Pour ma part, après 250 pages, je n'ai pas pu aller plus loin. J'avais envie de sortir de là, pire que le confinement, et en pensant à notre rendez-vous à tous, j'en suis venu à me demander (une nouvelle fois !) ce que j'attendais de la littérature...
Anyway ! Toni Morrison est un Écrivain. Son style est inimitable, son souffle, son énergie, sa radicalité, sa sincérité, sont impressionnants. Mais ce livre est un tunnel sombre, sans fin, sans rédemption, "ce que l'homme fait à l'homme".
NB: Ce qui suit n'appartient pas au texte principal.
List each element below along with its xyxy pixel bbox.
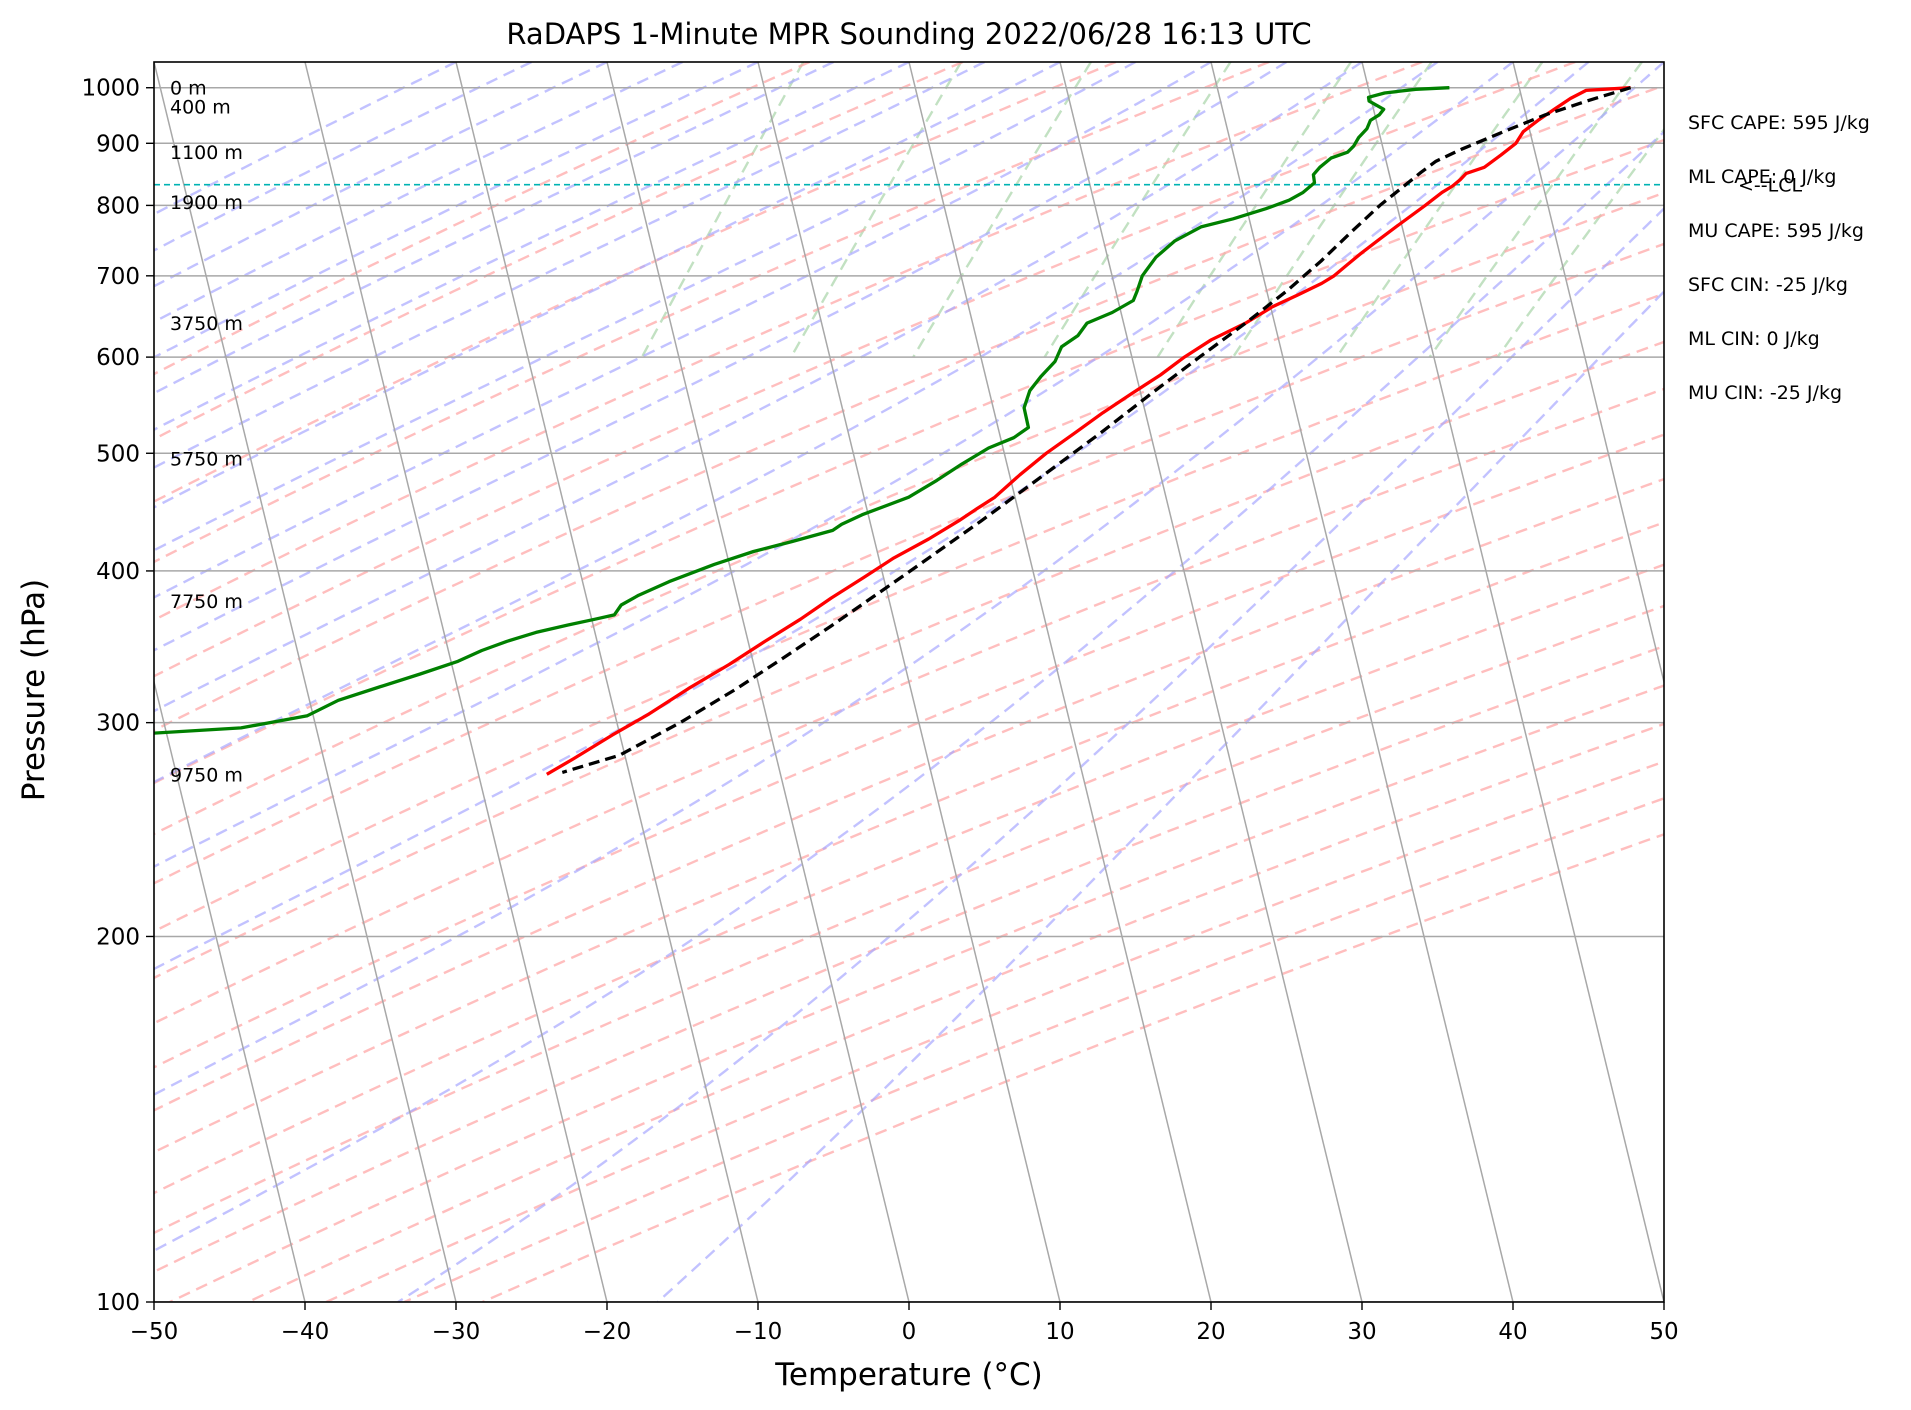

Bravo pour ce prix Nobel !
Je l'ouvre en grand pour ceux qui seraient plus courageux que je ne le suis.
Ana-Cristina
"L'esclavage est un système juridique et social qui applique le droit de propriété aux individus, dits esclaves. Par opposition un individu ne faisant pas l'objet d'un tel droit de propriété est dit libre. Le propriétaire d'un esclave est quant à lui appelé maître." (Wikipédia)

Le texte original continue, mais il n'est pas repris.